Marcia Cline’s “Sunset” size: 2 ft x 4 ft

Monday was an exciting day at my internship at the Dare County Arts Council. We got three new teachers signed up to teach Power of Art classes in 2018, I opened up some awesome new fused glass supplies, and I helped finish hanging a new exhibit in the gallery! The artist’s name is Marcia Cline, and she paints beautiful scenes from around the Outer Banks.

(from left) India, Amelia, Tara, Danielle, Bianca, Mark, and Saxophone-Brett pose behind the movie station

Monday was also Emily Pierce’s birthday. We welcomed her into the early-twenties club with Brett’s surprise saxophone solo (it was also national saxophone day) to the tune of happy birthday, a  sizable cookie-brownie cake, and a resourceful movie-watching area for her favorite movie ever: Mamma Mia! (we all still have ABBA stuck in our heads).

Steve Trowell discussed the CAMA/Dredge and Fill General Permit 7H.2700 in his presentation on living shoreline permitting

 

 

 

 

 

Tuesday brought the unfortunate news of the Ocracoke Retreat’s cancellation, but Steve Trowell from the NC Division of Coastal Management helped us through it with a fresh take on Living Shorelines. He elaborated on the intricacies of, advances in, and future goals for streamlining the permitting process for living shorelines in North Carolina.

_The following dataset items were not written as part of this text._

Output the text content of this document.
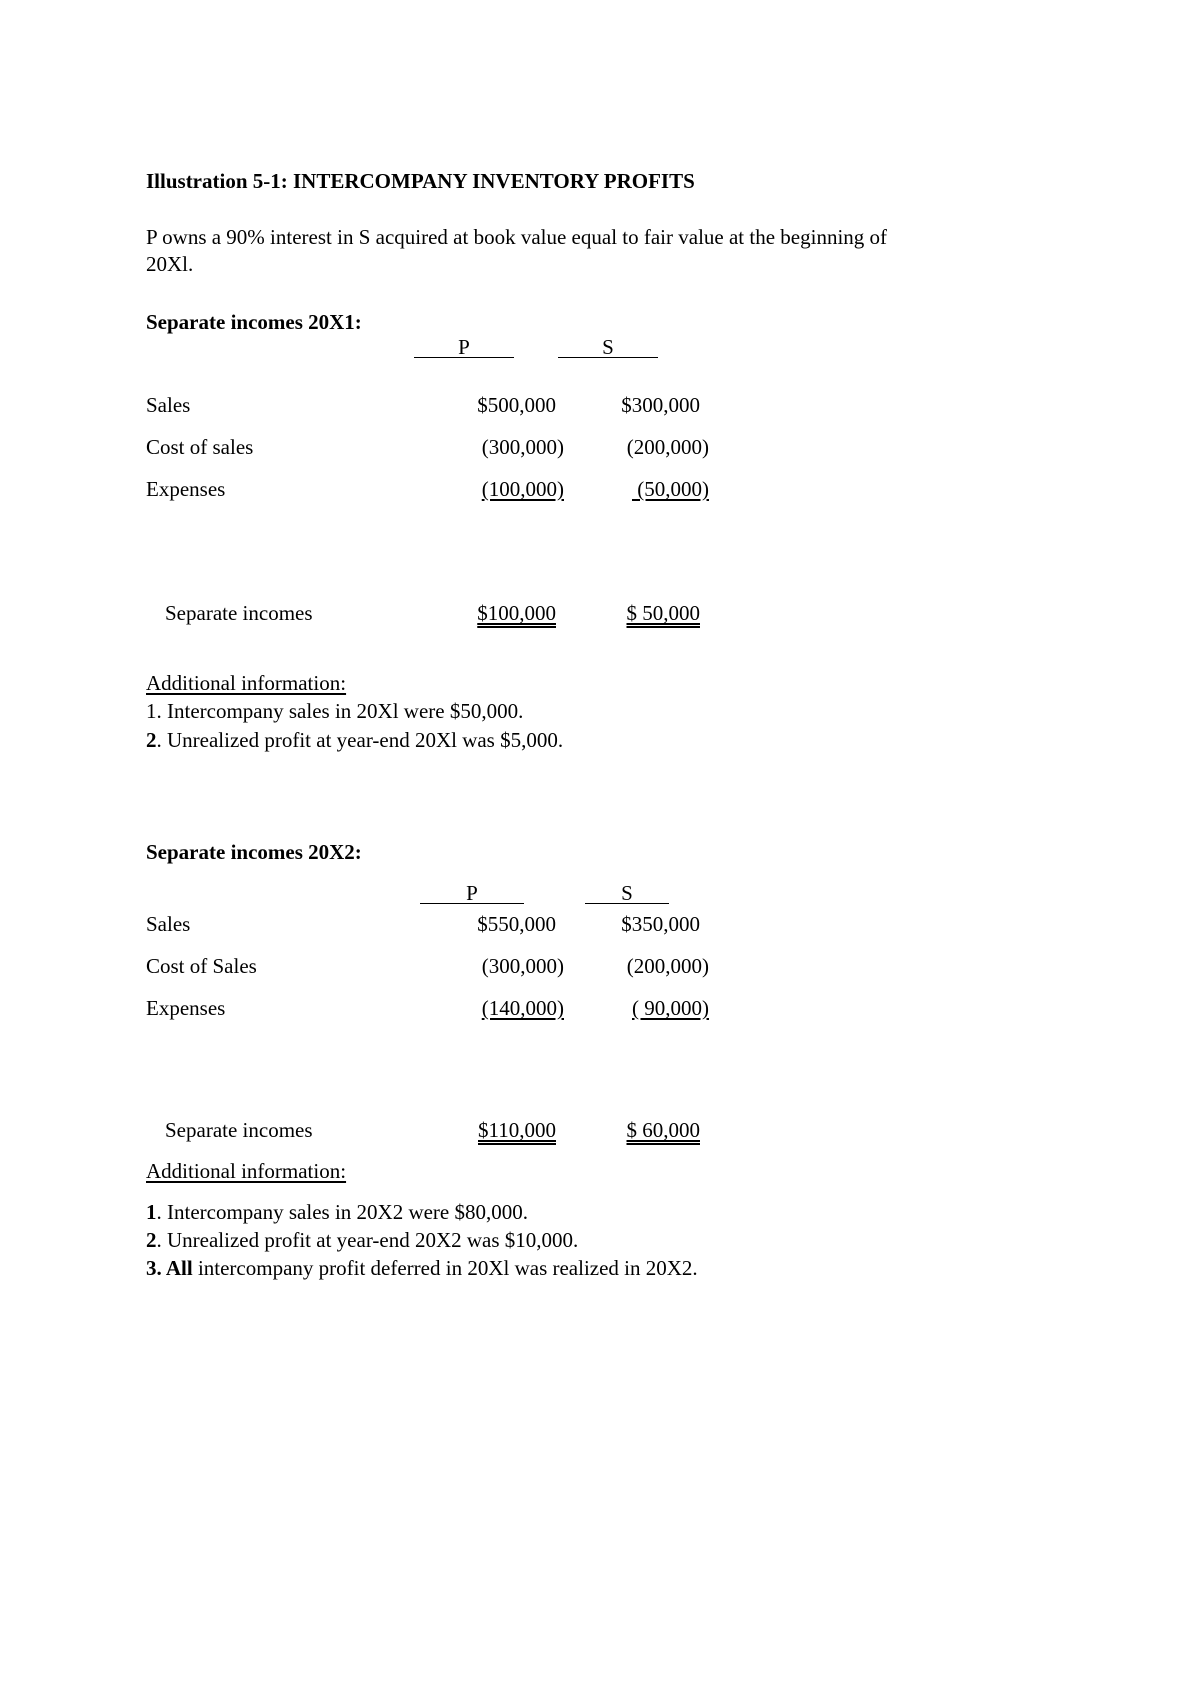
Illustration 5-1: INTERCOMPANY INVENTORY PROFITS
P owns a 90% interest in S acquired at book value equal to fair value at the beginning of
20Xl.
Separate incomes 20X1:
P	S
Sales	$500,000	$300,000
Cost of sales	(300,000)	(200,000)
Expenses	(100,000)	(50,000)
Separate incomes	$100,000	$ 50,000
Additional information:
1. Intercompany sales in 20Xl were $50,000.
2. Unrealized profit at year-end 20Xl was $5,000.
Separate incomes 20X2:
P	S
Sales	$550,000	$350,000
Cost of Sales	(300,000)	(200,000)
Expenses	(140,000)	( 90,000)
Separate incomes	$110,000	$ 60,000
Additional information:
1. Intercompany sales in 20X2 were $80,000.
2. Unrealized profit at year-end 20X2 was $10,000.
3. All intercompany profit deferred in 20Xl was realized in 20X2.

Core samples on-deck for processing

 

Wednesday became a field collection day (instead of an Ocracoke day) and everyone dispersed to various capstone gas sample collection sites. It was a cold and rainy day, but most groups found sampling success…most. Paris, Tara and Mark drove all the way to Hatteras only to find that the sample sites were flooded, so they came home empty handed 🙁  On the other hand, we devised an efficient system to process core samples, and it’s been going well!

 

Tara stares down the pins, Brett gets too excited about his turn, Kurt stays bitter about his score, and everyone else keeps having fun!

 

 

On Thursday we started working on a group code-book to use in analyzing our interviews for the human-dimension aspect of our capstone work. The code-book wasn’t finished that same day, but since everyone had worked really hard, we went out for a well-deserved night of group bowling!

Featuring Tara and Brett: a dramatized re-enactment of what it mentally felt like while finalizing a group code-book

 

 

On Friday, a few of us wrestled to the finish line and completed the code-book in a stressful but productive two hours.